Traduction, notes et introduction Jean-Pierre Cléro

l'unebévue éditeur, ISBN : 2-914596-22-7, ISSN : 1284-8166, 224 p. 28€

La Table des ressorts de l'action (1815-1817) est, sans doute, l'un des livres les plus controversés de la philosophie anglaise du XIXe siècle ; même chez les utilitaristes. Bentham le considérait probablement comme le socle de l'équivalent de ce qu'on appelle aujourd'hui sciences humaines, lesquelles se mettent en place depuis l'âge classique en Angleterre. La question est de savoir comment agissent les forces qui influencent la volonté.

Stuart Mill juge sévèrement le livre et la Déontologie, à laquelle il se rattache, désastreuse et indigne d'une publication en ce que l'ouvrage fait apparaître les représentations comme les jouets idéologiques d'une dynamique psychique ou pathologique censée en donner les véritables clés. Or, à ses yeux, les représentations doivent se trouver au centre de la vie politique. Agir humainement implique qu'on intervienne sur elles et par leur moyen ; mais non pas directement sur la volonté.
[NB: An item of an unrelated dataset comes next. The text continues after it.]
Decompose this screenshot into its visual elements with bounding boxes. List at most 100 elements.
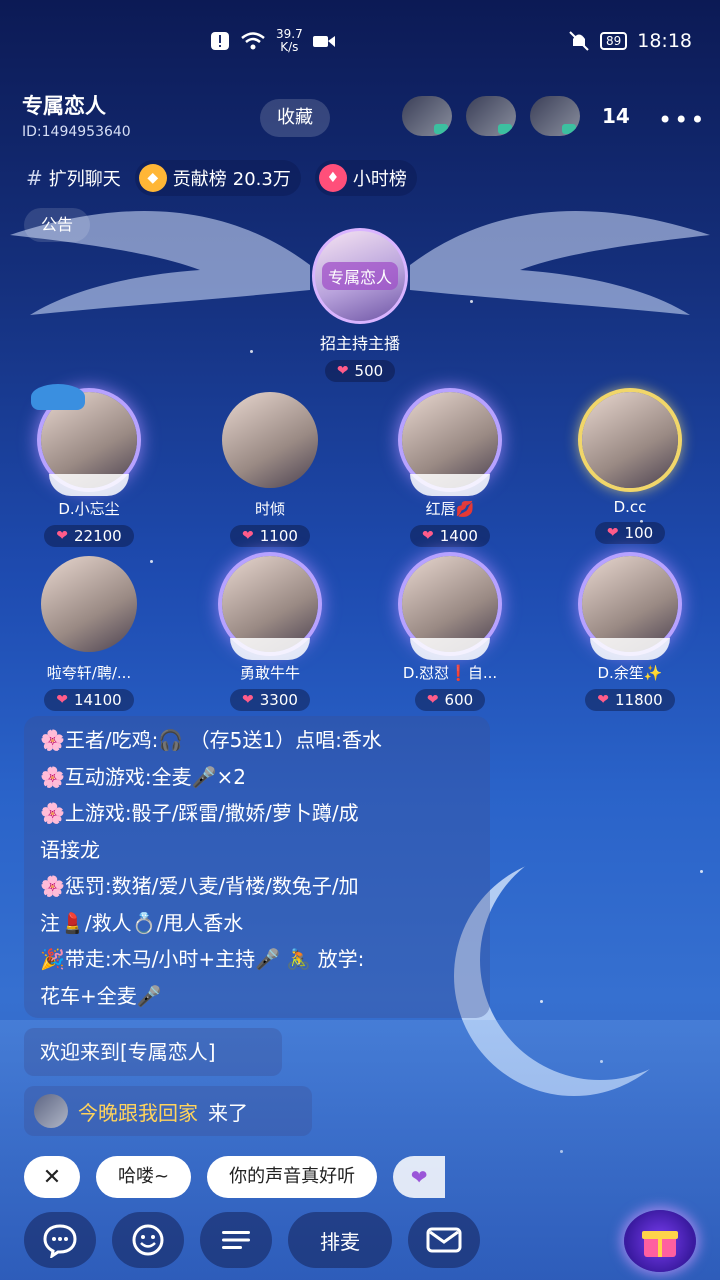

Accusé de toutes les ambiguïtés, le livre est, de fait, difficile à identifier. Ce n'est pas un livre de psychologie, car il ne préjuge pas des limites du psychisme individuel. Ce n'est pas un livre d'histoire ou de sociologie. Ce n'est pas non plus un livre de linguistique quoiqu'on y trouve une somptueuse table du vocabulaire affectif de la langue anglaise, préparatif stratégique de la « guerre des mots ». Il n'est même pas directement question, dans ses pages, de politique ; et pourtant Stuart Mill ne s'y est pas trompé : elles nous situent au cœur d'un problème politique majeur. Faut-il agir sur les opinions des gens ou est-ce sur les désirs, les intérêts qui motivent les actions, qu'il faut intervenir ? Rude question que soulèvera encore, quarante ans après la publication de La Table des ressorts de l'action, l'auteur des Considérations sur le gouverne-ment représentatif. Le problème n'a pas seulement une résonance politique ; il pose généralement la question du mode et des lieux d'intervention lorsqu'il s'agit du psychisme. Quel est le réel sur lequel on a prise dès lors que l'on envisage de mobiliser les psychismes ?

Jean-Pierre Cléro

Spécialiste de philosophie anglaise, le traducteur, agrégé et docteur de philosophie, est professeur des universités à Rouen (où il est membre du CERCLA) et à Paris X - Nanterre (où il dirige le Centre Bentham). Il s'intéresse depuis longtemps à l'utilitarisme classique, moderne et contemporain. Déjà, en 2004, il a donné une version pour L'Unebévue de Chrestomathia. Toutefois, l'utilitarisme n'est retenu, par l'auteur de ces traductions, comme doctrine politique que pour autant qu'il détient et inspire une théorie des fictions. Il a fait paraître, dans ce registre, outre une Théorie de la perception (2000), La raison de la fiction. Les philosophes et les mathématiques (2004) et, plus récemment, en 2008, un livre sur L'autorité, un autre sur Les dis-cours de la sympathie et le tout dernier sur Pascal.